Changing the top-level constructor call to the version that takes a URI directly eliminates the problem:

--snip--
    {
        "activities": [
            {
                "id": "a2f3e78c-ad67-4122-8ddb-8365235acf27",
                "type": "MakeHttpRequestApacheNew",
                "endTime": "2024-05-29T10:01:00.623219Z"
            }
        ],
        "associatedEntities": [
            {
                "id": 133914510,
                "type": "HttpRequestApacheGet",
                "value": "https://app.veracity.homes/omar-notifications-main-menu.html?name=jens&movieId=47&stars=4",
                "target": {
                    "headers": [],
                    "method": "GET",
                    "path": "/omar-notifications-main-menu.html?name=jens&movieId=47&stars=4",
                    "scheme": "https",
                    "authority": {
                        "userInfo": null,
                        "port": -1,
                        "hostName": "app.veracity.homes"
                    },
                    "version": null,
                    "requestUri": "/omar-notifications-main-menu.html?name=jens&movieId=47&stars=4",
                    "entity": null,
                    "cancelled": false,
                    "aborted": false,
                    "config": null,
                    "uri": "https://app.veracity.homes/omar-notifications-main-menu.html?name=jens&movieId=47&stars=4"
                }
            }
        ]
    },
--snip--

I'm not yet sure what the best way to solve this in general would be, but for now we can just use this hack. (A different workaround would be to add a "descriptor": "(Ljava/lang/String;)V" field to the entity-mapping spec for HttpGet.<init> in bind-jdbc.json to only capture a target for the top-level constructor call, but then if we were to call the URI constructor, the URI argument for this call would not be tracked.)
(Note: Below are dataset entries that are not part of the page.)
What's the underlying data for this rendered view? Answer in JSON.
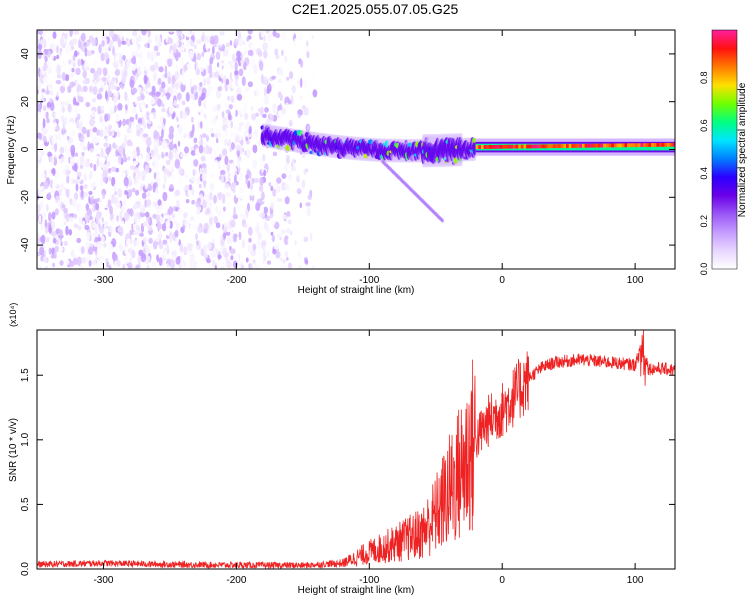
{
  "title": "C2E1.2025.055.07.05.G25",
  "colors": {
    "spectrogram_ramp": [
      "#ffffff",
      "#e7d6ff",
      "#c59cff",
      "#9a55f5",
      "#6a00e8",
      "#2a00ff",
      "#0080ff",
      "#00e5ff",
      "#00ff80",
      "#70ff00",
      "#ffe000",
      "#ff7a00",
      "#ff1010",
      "#ff1fa0"
    ],
    "snr_line": "#ee2222",
    "axis": "#000000"
  },
  "chart_data": [
    {
      "type": "heatmap",
      "title": "C2E1.2025.055.07.05.G25",
      "xlabel": "Height of straight line (km)",
      "ylabel": "Frequency (Hz)",
      "xlim": [
        -350,
        130
      ],
      "ylim": [
        -50,
        50
      ],
      "x_ticks": [
        -300,
        -200,
        -100,
        0,
        100
      ],
      "y_ticks": [
        -40,
        -20,
        0,
        20,
        40
      ],
      "colorbar": {
        "label": "Normalized spectral amplitude",
        "range": [
          0,
          1
        ],
        "ticks": [
          0.0,
          0.2,
          0.4,
          0.6,
          0.8
        ]
      },
      "regions": [
        {
          "name": "diffuse noise",
          "x": [
            -350,
            -140
          ],
          "y": [
            -50,
            50
          ],
          "amplitude": [
            0.0,
            0.2
          ]
        },
        {
          "name": "multipath band",
          "x": [
            -180,
            -20
          ],
          "y_center": [
            6,
            0
          ],
          "width_hz": 10,
          "amplitude": [
            0.2,
            0.75
          ]
        },
        {
          "name": "single tone",
          "x": [
            -20,
            130
          ],
          "y_center": [
            1,
            2
          ],
          "width_hz": 4,
          "amplitude": [
            0.8,
            1.0
          ]
        }
      ]
    },
    {
      "type": "line",
      "xlabel": "Height of straight line (km)",
      "ylabel": "SNR (10 * v/v)",
      "y_multiplier": "(x10⁴)",
      "xlim": [
        -350,
        130
      ],
      "ylim": [
        0,
        18500
      ],
      "x_ticks": [
        -300,
        -200,
        -100,
        0,
        100
      ],
      "y_ticks": [
        0.0,
        0.5,
        1.0,
        1.5
      ],
      "series": [
        {
          "x": [
            -350,
            -300,
            -250,
            -200,
            -150,
            -120,
            -100,
            -80,
            -60,
            -50,
            -40,
            -30,
            -20,
            -10,
            0,
            10,
            20,
            30,
            40,
            60,
            80,
            100,
            106,
            110,
            120,
            130
          ],
          "y": [
            350,
            450,
            350,
            300,
            280,
            450,
            1300,
            2000,
            2800,
            4200,
            6000,
            7800,
            10000,
            11500,
            12300,
            13500,
            14800,
            15600,
            16000,
            16200,
            16000,
            15800,
            17500,
            15500,
            15500,
            15400
          ]
        }
      ]
    }
  ]
}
wtwhite commented 1 month ago

The reason 2 copies of the HttpGet object get stored in the AssociationCache's targetsToEntitiesCache when the constructor that takes a String is called is because each entity has an id, which is always set to the hash value of the parameter used to create that entity -- and that hash value will be different for the 2 HttpGet constructor calls, since one is a String and the other is a URI, even though they both return the same object!